Nigerian investors and shareholders are having something to smile about despite the challenging equity market as a push by the Securities and Exchange Commission (SEC) to solve the huge problem of unclaimed dividends is gaining traction.
Shareholder accounts have now been credited to the tune of N29.274 billion between November 2015 and October 2016, reducing the amount of unclaimed dividends by 36 percent.
“Investors can now get unclaimed dividends from the past five years. The e – dividend registration must go on as it is in the best interest of the retail investor,” said Mounir Gwarzo, the Director-General (DG) of SEC, in an interview in Lagos on the sidelines of the events marking the end of the capital market committee meeting for the third quarter of 2016.
The Nigeria SEC had earlier this year embarked on a major push to end the growing problem of unclaimed dividends of equity market investors estimated at N90 billion at the end of 2015.
This is now being achieved using electronic dividends that are paid directly into investor bank accounts which can be either savings or current accounts.
The SEC is driving the E- dividend move in collaboration with the Central Bank of Nigeria (CBN), Committee of Heads of Bank operations, Institute of Capital Market Registrars and the Nigeria Interbank Settlement System, to ensure that all dividends are now to be paid into bank accounts of investors that have completed the electronic dividend registration.

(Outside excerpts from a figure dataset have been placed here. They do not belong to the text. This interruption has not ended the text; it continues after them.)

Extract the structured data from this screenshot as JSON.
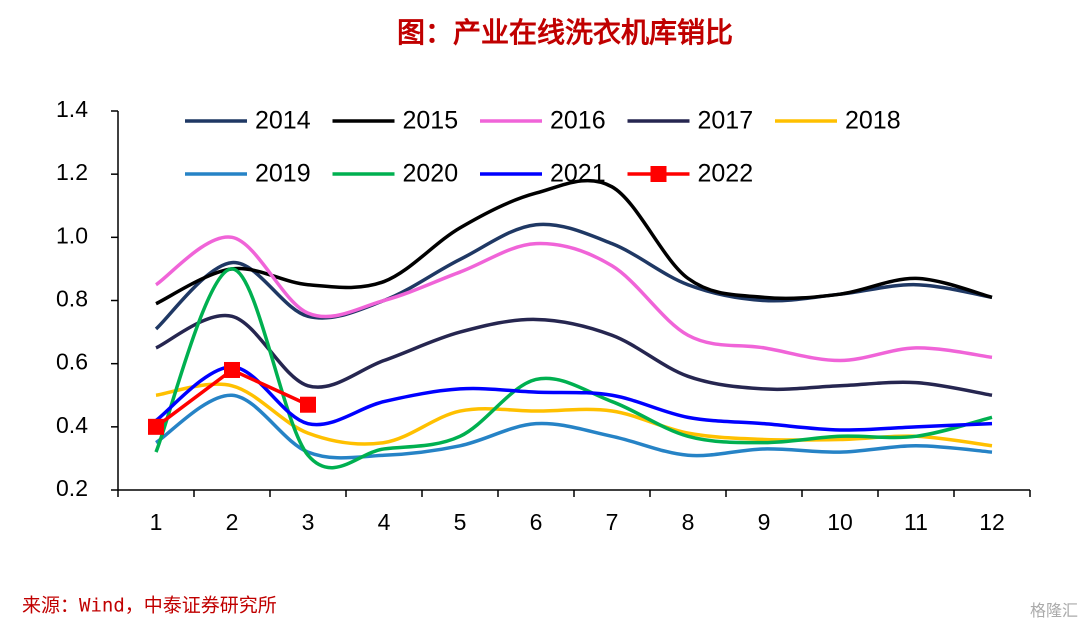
{
  "chart_data": {
    "type": "line",
    "title": "图：产业在线洗衣机库销比",
    "source": "来源：Wind，中泰证券研究所",
    "watermark": "格隆汇",
    "categories": [
      "1",
      "2",
      "3",
      "4",
      "5",
      "6",
      "7",
      "8",
      "9",
      "10",
      "11",
      "12"
    ],
    "ylim": [
      0.2,
      1.4
    ],
    "yticks": [
      0.2,
      0.4,
      0.6,
      0.8,
      {
        "value": 1,
        "label": "1.0"
      },
      1.2,
      1.4
    ],
    "series": [
      {
        "name": "2014",
        "color": "#1f3864",
        "smooth": true,
        "values": [
          0.71,
          0.92,
          0.75,
          0.8,
          0.93,
          1.04,
          0.98,
          0.85,
          0.8,
          0.82,
          0.85,
          0.81
        ]
      },
      {
        "name": "2015",
        "color": "#000000",
        "smooth": true,
        "values": [
          0.79,
          0.9,
          0.85,
          0.86,
          1.03,
          1.14,
          1.16,
          0.87,
          0.81,
          0.82,
          0.87,
          0.81
        ]
      },
      {
        "name": "2016",
        "color": "#f064d8",
        "smooth": true,
        "values": [
          0.85,
          1.0,
          0.76,
          0.8,
          0.89,
          0.98,
          0.91,
          0.69,
          0.65,
          0.61,
          0.65,
          0.62
        ]
      },
      {
        "name": "2017",
        "color": "#262650",
        "smooth": true,
        "values": [
          0.65,
          0.75,
          0.53,
          0.61,
          0.7,
          0.74,
          0.69,
          0.56,
          0.52,
          0.53,
          0.54,
          0.5
        ]
      },
      {
        "name": "2018",
        "color": "#ffc000",
        "smooth": true,
        "values": [
          0.5,
          0.53,
          0.38,
          0.35,
          0.45,
          0.45,
          0.45,
          0.38,
          0.36,
          0.36,
          0.37,
          0.34
        ]
      },
      {
        "name": "2019",
        "color": "#2683c6",
        "smooth": true,
        "values": [
          0.35,
          0.5,
          0.32,
          0.31,
          0.34,
          0.41,
          0.37,
          0.31,
          0.33,
          0.32,
          0.34,
          0.32
        ]
      },
      {
        "name": "2020",
        "color": "#00b050",
        "smooth": true,
        "values": [
          0.32,
          0.9,
          0.31,
          0.33,
          0.37,
          0.55,
          0.48,
          0.37,
          0.35,
          0.37,
          0.37,
          0.43
        ]
      },
      {
        "name": "2021",
        "color": "#0000ff",
        "smooth": true,
        "values": [
          0.42,
          0.59,
          0.41,
          0.48,
          0.52,
          0.51,
          0.5,
          0.43,
          0.41,
          0.39,
          0.4,
          0.41
        ]
      },
      {
        "name": "2022",
        "color": "#ff0000",
        "smooth": false,
        "marker": "square",
        "values": [
          0.4,
          0.58,
          0.47,
          null,
          null,
          null,
          null,
          null,
          null,
          null,
          null,
          null
        ]
      }
    ]
  }
}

SEC has also agreed to underwrite the cost of registration up to December 2016, according to Gwarzo.
Meanwhile, there has been an astronomical jump in the number of investors in Nigeria’s capital markets who have registered for the electronic dividend mandate, which has helped to reduce the unclaimed dividend amount.
“There were less than 10,000 people registered for the e-dividends, now about 1.4 million have been mandated,” Samuel Oluyemi, Senior Manager for Vertical Markets Group at the Nigerian Interbank Settlement System (NIBBS) said.
“We now have a means of uniquely identifying investors in Nigeria’s capital markets using the Bank Verification Number or BVN.”
SEC and market operators have agreed that by 31st June 2017, no registrar will issue paper dividend warrants.
The E-dividend push by the SEC is part of a series of programmes aimed at building back retail investor confidence in the markets.
Domestic investors accounted for 55.44 percent or N513.93 billion in transactions on the Nigerian Stock Exchange (NSE) between January and September, 2016 according to data from the bourse.
Of the amount, domestic retail investors were responsible for N233.61 billion in transactions, equivalent to 45.4 percent, with domestic institutional investors making up the rest.
The SEC was leading the push to get the capital markets to be more pervasive and effective, according to Bola Ajomale, CEO of NASD an OTC exchange that eases secondary market trading of unquoted Nigerian companies.
“Crowd funding is also beginning to be looked at, as we need ideas and small companies to be able to get seed and growth capital,” Ajomale said.
Meanwhile, the Minister of Finance, Kemi Adeosun has agreed to be a member of the Capital Market Master Plan Implementation Council (CAMMIC), according to the SEC DG.
“This has helped push some of the initiatives we are pursuing, such as making the SEC the first point of call for any institution (supranational or sub national) seeking to raise debt capital and collaborating with the Federal Inland Revenue Service (FIRS), to reduce double taxation on capital market products to spur further growth of our markets,” Gwarzo said.